Code infinite e ascensori rotti  negli uffici comunali adibiti al ricevimento del pubblico per il pagamento della Tari, la tassa sui rifiuti. A denunciare la situazione è la consigliera comunale di Fratelli d'Italia Matilde Celentano. "Il sindaco di Latina forse vuole convincerci della necessità di decentralizzare gli uffici comunali rendendo quei pochi presenti in centro di fatto inservibili. Sto ricevendo infatti numerose segnalazioni di disagi presso lo sportello Tari di Piazza del Popolo (ex Albergo Italia).
Per accedere allo sportello bisogna prendere appuntamento online, e fin qui, un plauso all'innovazione tecnologica. Peccato che poi bisogna comunque attendere in coda in una fila interminabile perché c'è un solo addetto ai ricevimenti allo sportello.
In più per gli anziani e i disabili il disagio è doppio perché l'ufficio è al secondo piano, ma l'ascensore è rotto.

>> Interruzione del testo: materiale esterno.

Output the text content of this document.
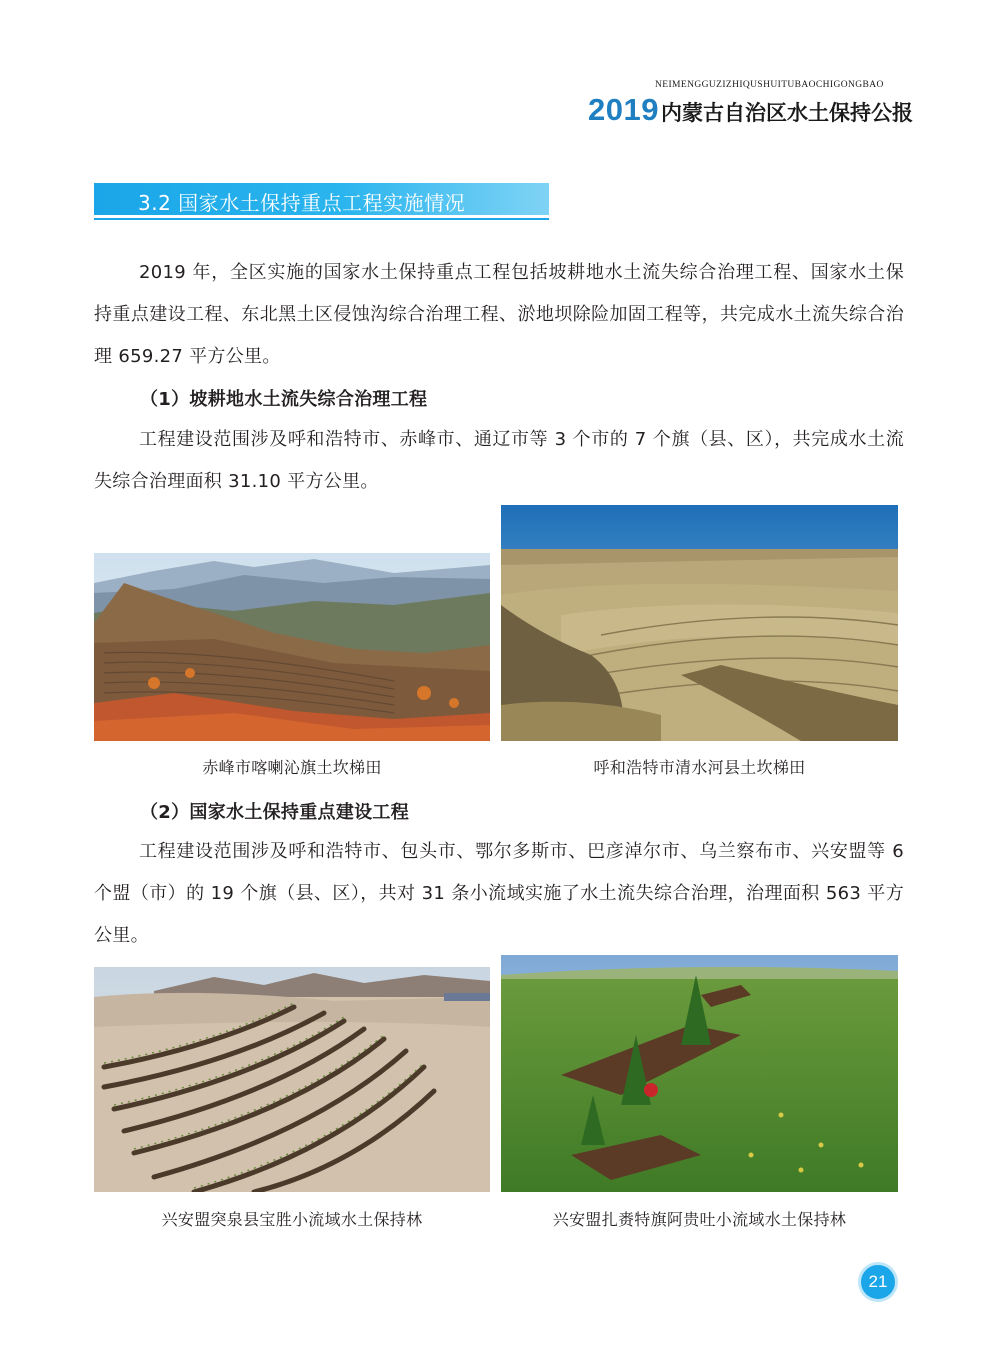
NEIMENGGUZIZHIQUSHUITUBAOCHIGONGBAO
2019内蒙古自治区水土保持公报
3.2 国家水土保持重点工程实施情况

2019 年，全区实施的国家水土保持重点工程包括坡耕地水土流失综合治理工程、国家水土保持重点建设工程、东北黑土区侵蚀沟综合治理工程、淤地坝除险加固工程等，共完成水土流失综合治理 659.27 平方公里。

（1）坡耕地水土流失综合治理工程

工程建设范围涉及呼和浩特市、赤峰市、通辽市等 3 个市的 7 个旗（县、区），共完成水土流失综合治理面积 31.10 平方公里。

赤峰市喀喇沁旗土坎梯田	呼和浩特市清水河县土坎梯田
（2）国家水土保持重点建设工程

工程建设范围涉及呼和浩特市、包头市、鄂尔多斯市、巴彦淖尔市、乌兰察布市、兴安盟等 6 个盟（市）的 19 个旗（县、区），共对 31 条小流域实施了水土流失综合治理，治理面积 563 平方公里。

兴安盟突泉县宝胜小流域水土保持林	兴安盟扎赉特旗阿贵吐小流域水土保持林
21
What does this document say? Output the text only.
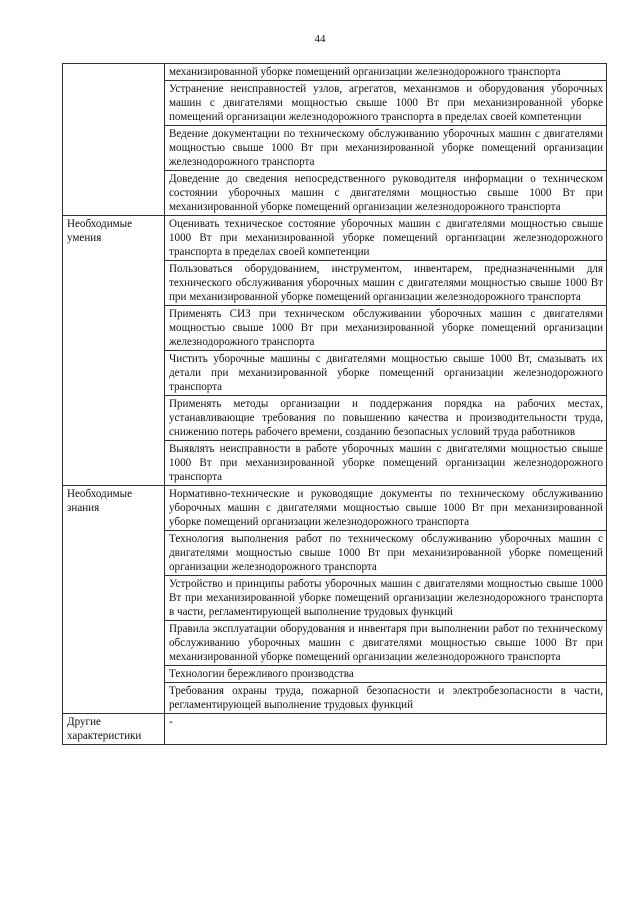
44
	механизированной уборке помещений организации железнодорожного транспорта
	Устранение неисправностей узлов, агрегатов, механизмов и оборудования уборочных машин с двигателями мощностью свыше 1000 Вт при механизированной уборке помещений организации железнодорожного транспорта в пределах своей компетенции
	Ведение документации по техническому обслуживанию уборочных машин с двигателями мощностью свыше 1000 Вт при механизированной уборке помещений организации железнодорожного транспорта
	Доведение до сведения непосредственного руководителя информации о техническом состоянии уборочных машин с двигателями мощностью свыше 1000 Вт при механизированной уборке помещений организации железнодорожного транспорта
Необходимые умения	Оценивать техническое состояние уборочных машин с двигателями мощностью свыше 1000 Вт при механизированной уборке помещений организации железнодорожного транспорта в пределах своей компетенции
	Пользоваться оборудованием, инструментом, инвентарем, предназначенными для технического обслуживания уборочных машин с двигателями мощностью свыше 1000 Вт при механизированной уборке помещений организации железнодорожного транспорта
	Применять СИЗ при техническом обслуживании уборочных машин с двигателями мощностью свыше 1000 Вт при механизированной уборке помещений организации железнодорожного транспорта
	Чистить уборочные машины с двигателями мощностью свыше 1000 Вт, смазывать их детали при механизированной уборке помещений организации железнодорожного транспорта
	Применять методы организации и поддержания порядка на рабочих местах, устанавливающие требования по повышению качества и производительности труда, снижению потерь рабочего времени, созданию безопасных условий труда работников
	Выявлять неисправности в работе уборочных машин с двигателями мощностью свыше 1000 Вт при механизированной уборке помещений организации железнодорожного транспорта
Необходимые знания	Нормативно-технические и руководящие документы по техническому обслуживанию уборочных машин с двигателями мощностью свыше 1000 Вт при механизированной уборке помещений организации железнодорожного транспорта
	Технология выполнения работ по техническому обслуживанию уборочных машин с двигателями мощностью свыше 1000 Вт при механизированной уборке помещений организации железнодорожного транспорта
	Устройство и принципы работы уборочных машин с двигателями мощностью свыше 1000 Вт при механизированной уборке помещений организации железнодорожного транспорта в части, регламентирующей выполнение трудовых функций
	Правила эксплуатации оборудования и инвентаря при выполнении работ по техническому обслуживанию уборочных машин с двигателями мощностью свыше 1000 Вт при механизированной уборке помещений организации железнодорожного транспорта
	Технологии бережливого производства
	Требования охраны труда, пожарной безопасности и электробезопасности в части, регламентирующей выполнение трудовых функций
Другие характеристики	-
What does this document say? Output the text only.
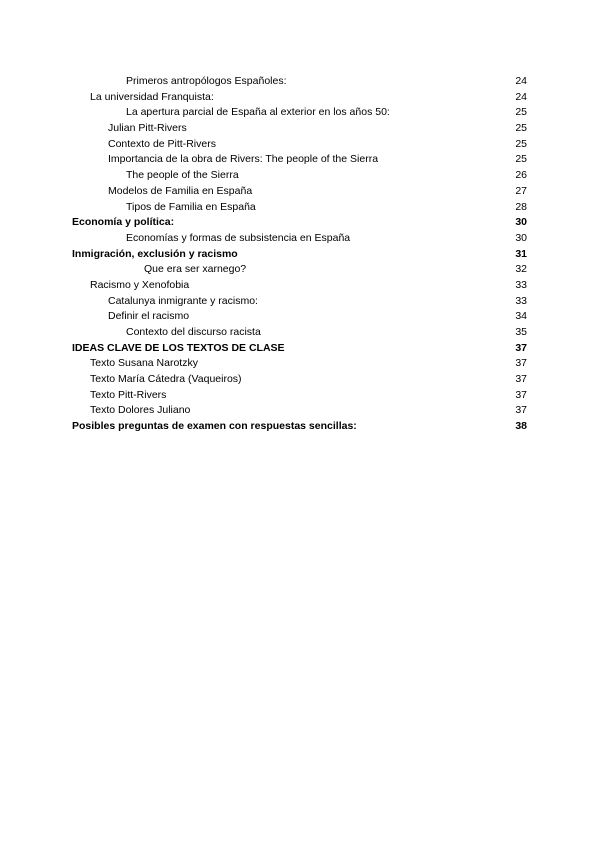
Primeros antropólogos Españoles:	24
La universidad Franquista:	24
La apertura parcial de España al exterior en los años 50:	25
Julian Pitt-Rivers	25
Contexto de Pitt-Rivers	25
Importancia de la obra de Rivers: The people of the Sierra	25
The people of the Sierra	26
Modelos de Familia en España	27
Tipos de Familia en España	28
Economía y política:	30
Economías y formas de subsistencia en España	30
Inmigración, exclusión y racismo	31
Que era ser xarnego?	32
Racismo y Xenofobia	33
Catalunya inmigrante y racismo:	33
Definir el racismo	34
Contexto del discurso racista	35
IDEAS CLAVE DE LOS TEXTOS DE CLASE	37
Texto Susana Narotzky	37
Texto María Cátedra (Vaqueiros)	37
Texto Pitt-Rivers	37
Texto Dolores Juliano	37
Posibles preguntas de examen con respuestas sencillas:	38
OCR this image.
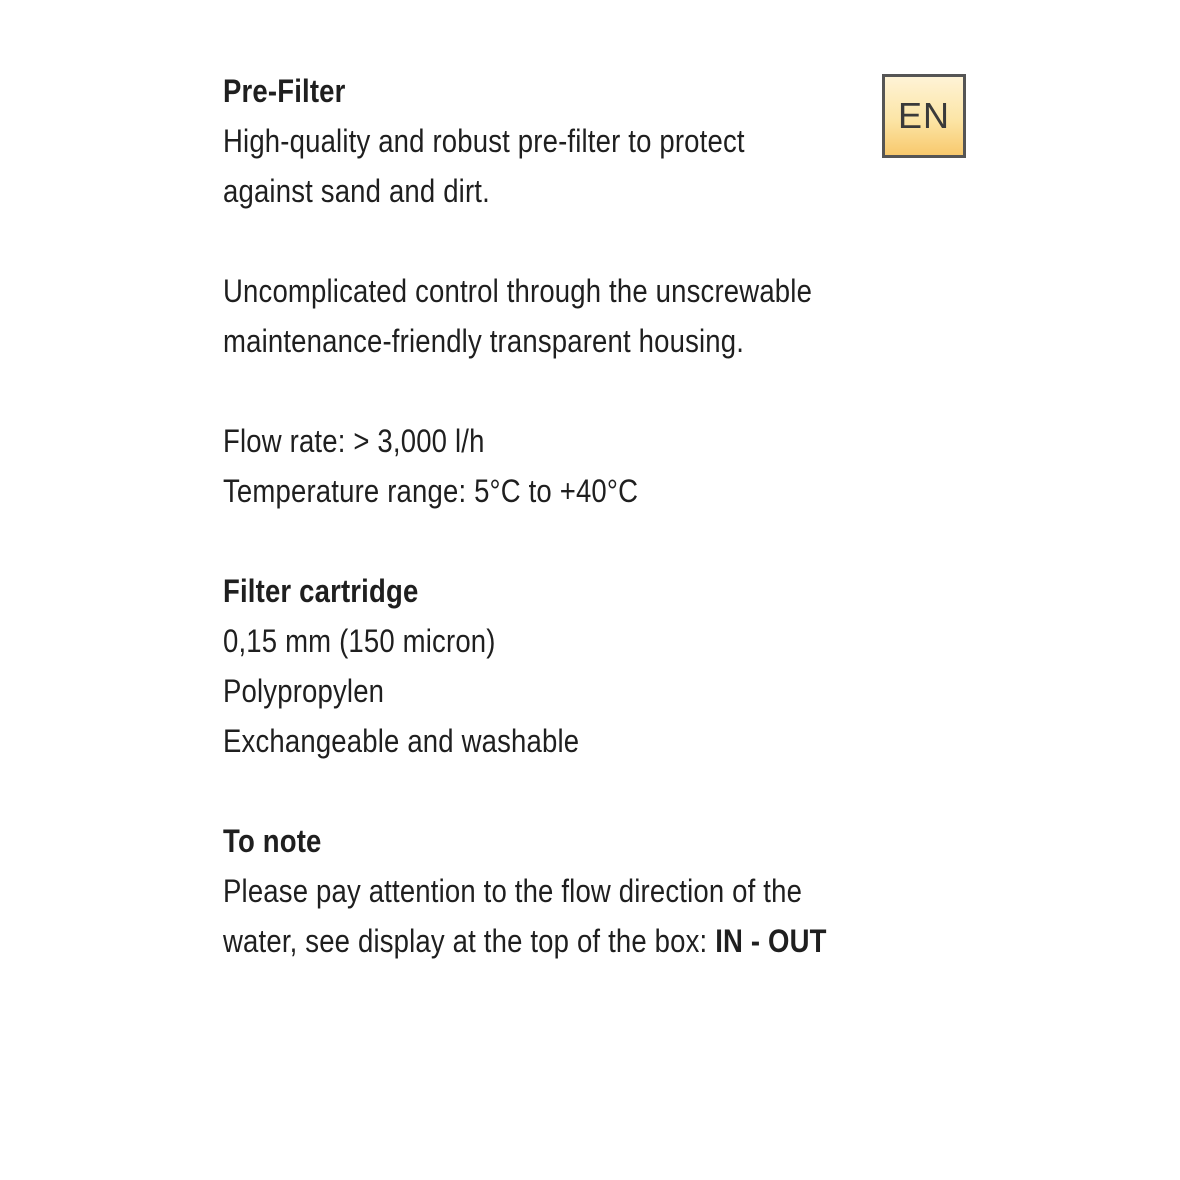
EN
Pre-Filter
High-quality and robust pre-filter to protect
against sand and dirt.
Uncomplicated control through the unscrewable
maintenance-friendly transparent housing.
Flow rate: > 3,000 l/h
Temperature range: 5°C to +40°C
Filter cartridge
0,15 mm (150 micron)
Polypropylen
Exchangeable and washable
To note
Please pay attention to the flow direction of the
water, see display at the top of the box: IN - OUT
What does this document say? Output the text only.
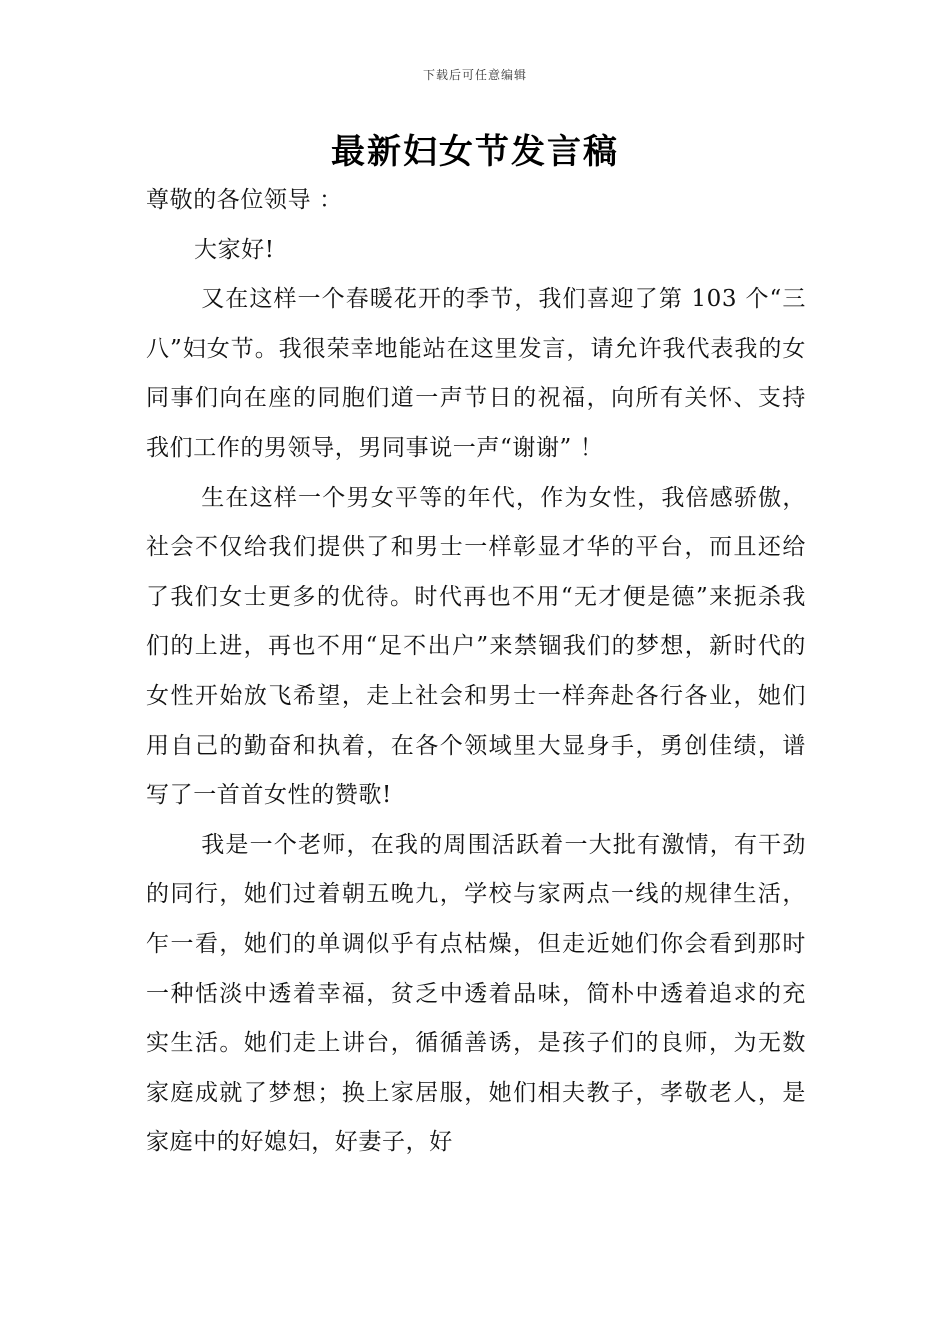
下载后可任意编辑
最新妇女节发言稿

尊敬的各位领导 ：

大家好!

又在这样一个春暖花开的季节，我们喜迎了第 103 个“三八”妇女节。我很荣幸地能站在这里发言，请允许我代表我的女同事们向在座的同胞们道一声节日的祝福，向所有关怀、支持我们工作的男领导，男同事说一声“谢谢” ！

生在这样一个男女平等的年代，作为女性，我倍感骄傲，社会不仅给我们提供了和男士一样彰显才华的平台，而且还给了我们女士更多的优待。时代再也不用“无才便是德”来扼杀我们的上进，再也不用“足不出户”来禁锢我们的梦想，新时代的女性开始放飞希望，走上社会和男士一样奔赴各行各业，她们用自己的勤奋和执着，在各个领域里大显身手，勇创佳绩，谱写了一首首女性的赞歌!

我是一个老师，在我的周围活跃着一大批有激情，有干劲的同行，她们过着朝五晚九，学校与家两点一线的规律生活，乍一看，她们的单调似乎有点枯燥，但走近她们你会看到那时一种恬淡中透着幸福，贫乏中透着品味，简朴中透着追求的充实生活。她们走上讲台，循循善诱，是孩子们的良师，为无数家庭成就了梦想；换上家居服，她们相夫教子，孝敬老人，是家庭中的好媳妇，好妻子，好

Come è possibile che degli uffici comunali proprio di fronte la sede municipale possano avere simili barriere architettoniche? È vergognoso!
E menomale che uno dei primi impegni del sindaco Coletta all'inizio della sua amministrazione doveva essere quello di rimuovere le barriere architettoniche. Invece, proprio negli uffici comunali, disabili e anziani riscontrano le difficoltà maggiori.
Tutta questa situazione è aggravata dal fatto che le bollette Tari sono in scadenza a breve. Insomma, ci si lamenta tanto dell'evasione, ma poi anche per i cittadini onesti pagare diventa un'impresa a causa della noncuranza di questa amministrazione".